Important Lessons from Our Children

My 10-year old daughter wanted me to read something last night. It turned out she had been working as a co-editor of her school's newspaper this year and the third issue just came out. There was a piece on the environment, but what caught my attention was a page describing several clubs at the school. My daughter wrote specifically about the "Kindness Club". These days, I would, every now and then, see a post on Facebook from the Philippines clamoring for the return of teaching good manners and right conduct (GMRC) in schools, but as the Department of Education has clarified: "Age appropriate values education and the lessons that are relevant and appropriate for our learners are being taught to students from kinder to grade 12." There is nothing wrong in teaching GMRC except that sometimes, our behavior simply becomes beholden to a set of rules. Children learn not because they wanted to, but because they ought to. Worse, it occasionally degrades into a sense of self-righteousness. Kindness is different. It is not merely following the rules. It involves positive action.

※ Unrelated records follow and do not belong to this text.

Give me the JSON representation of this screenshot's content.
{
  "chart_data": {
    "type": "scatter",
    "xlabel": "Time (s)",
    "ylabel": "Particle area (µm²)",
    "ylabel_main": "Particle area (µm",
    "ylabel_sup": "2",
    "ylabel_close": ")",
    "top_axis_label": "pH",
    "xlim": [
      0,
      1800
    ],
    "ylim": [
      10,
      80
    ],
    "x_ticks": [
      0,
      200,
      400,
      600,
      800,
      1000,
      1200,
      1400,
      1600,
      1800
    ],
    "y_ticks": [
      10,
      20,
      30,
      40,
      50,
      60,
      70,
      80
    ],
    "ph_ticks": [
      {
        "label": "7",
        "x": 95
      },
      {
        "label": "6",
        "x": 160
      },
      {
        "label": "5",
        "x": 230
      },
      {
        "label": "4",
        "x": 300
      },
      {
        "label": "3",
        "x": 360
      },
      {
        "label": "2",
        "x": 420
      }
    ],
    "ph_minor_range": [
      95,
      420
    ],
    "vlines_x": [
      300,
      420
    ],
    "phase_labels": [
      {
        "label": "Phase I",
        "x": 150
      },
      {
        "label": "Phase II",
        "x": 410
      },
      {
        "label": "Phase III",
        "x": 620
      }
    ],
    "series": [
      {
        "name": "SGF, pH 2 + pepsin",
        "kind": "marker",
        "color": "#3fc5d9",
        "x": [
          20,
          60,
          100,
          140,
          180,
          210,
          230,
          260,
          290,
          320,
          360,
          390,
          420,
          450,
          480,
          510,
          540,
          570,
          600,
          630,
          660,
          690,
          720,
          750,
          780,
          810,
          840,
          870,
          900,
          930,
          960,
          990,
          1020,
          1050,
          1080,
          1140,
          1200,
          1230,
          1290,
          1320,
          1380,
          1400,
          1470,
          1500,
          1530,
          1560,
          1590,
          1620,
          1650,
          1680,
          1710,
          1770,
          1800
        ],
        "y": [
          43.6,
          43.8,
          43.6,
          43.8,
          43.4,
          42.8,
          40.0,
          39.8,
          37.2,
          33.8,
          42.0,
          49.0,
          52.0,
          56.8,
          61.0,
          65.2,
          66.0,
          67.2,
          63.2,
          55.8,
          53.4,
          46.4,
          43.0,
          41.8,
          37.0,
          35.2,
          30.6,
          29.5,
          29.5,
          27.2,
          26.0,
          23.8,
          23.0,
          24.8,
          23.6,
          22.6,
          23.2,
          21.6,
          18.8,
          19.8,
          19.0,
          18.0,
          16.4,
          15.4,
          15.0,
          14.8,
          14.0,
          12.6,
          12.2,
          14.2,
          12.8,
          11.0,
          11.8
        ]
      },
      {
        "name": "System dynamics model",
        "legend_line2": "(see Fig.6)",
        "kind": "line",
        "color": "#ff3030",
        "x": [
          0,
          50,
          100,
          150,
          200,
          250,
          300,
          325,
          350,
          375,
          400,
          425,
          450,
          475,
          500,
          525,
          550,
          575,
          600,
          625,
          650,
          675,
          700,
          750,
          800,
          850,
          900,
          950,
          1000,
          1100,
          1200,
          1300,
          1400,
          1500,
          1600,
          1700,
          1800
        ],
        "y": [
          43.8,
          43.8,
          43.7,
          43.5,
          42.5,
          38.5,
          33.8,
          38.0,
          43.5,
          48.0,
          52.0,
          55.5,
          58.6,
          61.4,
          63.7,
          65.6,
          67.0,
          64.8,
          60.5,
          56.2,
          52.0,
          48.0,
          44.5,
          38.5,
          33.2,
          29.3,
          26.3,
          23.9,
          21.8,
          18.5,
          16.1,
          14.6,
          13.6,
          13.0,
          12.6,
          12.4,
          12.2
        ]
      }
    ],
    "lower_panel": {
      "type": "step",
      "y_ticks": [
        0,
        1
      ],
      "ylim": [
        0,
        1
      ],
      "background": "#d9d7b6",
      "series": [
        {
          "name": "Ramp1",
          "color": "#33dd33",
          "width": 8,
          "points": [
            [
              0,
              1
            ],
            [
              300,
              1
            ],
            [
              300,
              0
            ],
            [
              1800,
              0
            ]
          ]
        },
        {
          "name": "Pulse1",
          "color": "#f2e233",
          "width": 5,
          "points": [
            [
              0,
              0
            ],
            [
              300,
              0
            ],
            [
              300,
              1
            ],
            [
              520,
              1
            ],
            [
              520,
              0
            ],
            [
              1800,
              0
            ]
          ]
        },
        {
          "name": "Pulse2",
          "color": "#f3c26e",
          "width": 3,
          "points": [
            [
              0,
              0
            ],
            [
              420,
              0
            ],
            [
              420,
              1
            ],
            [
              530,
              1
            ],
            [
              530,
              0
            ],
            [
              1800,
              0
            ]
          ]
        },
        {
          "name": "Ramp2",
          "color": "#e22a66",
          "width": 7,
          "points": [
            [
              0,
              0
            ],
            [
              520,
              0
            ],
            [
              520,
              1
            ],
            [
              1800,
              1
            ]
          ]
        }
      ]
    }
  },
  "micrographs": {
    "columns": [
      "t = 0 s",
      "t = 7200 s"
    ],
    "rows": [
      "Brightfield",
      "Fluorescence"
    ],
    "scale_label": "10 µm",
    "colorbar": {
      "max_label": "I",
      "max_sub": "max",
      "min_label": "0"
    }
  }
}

Making blankets for dogs in shelter is an act of kindness. Caring for the environment likewise is an act of kindness.




GMRC can actually come naturally from kind children.





We could really learn a thing or two from our children.

Similar to the United States, children in Philippine schools experience bullying. According to PISA 2018, in the Philippines, 65% of students reported being bullied at least a few times a month, compared to 23% on average across OECD countries. Bullies can demand GMRC from children they bully, but only kindness leaves no room for bullying.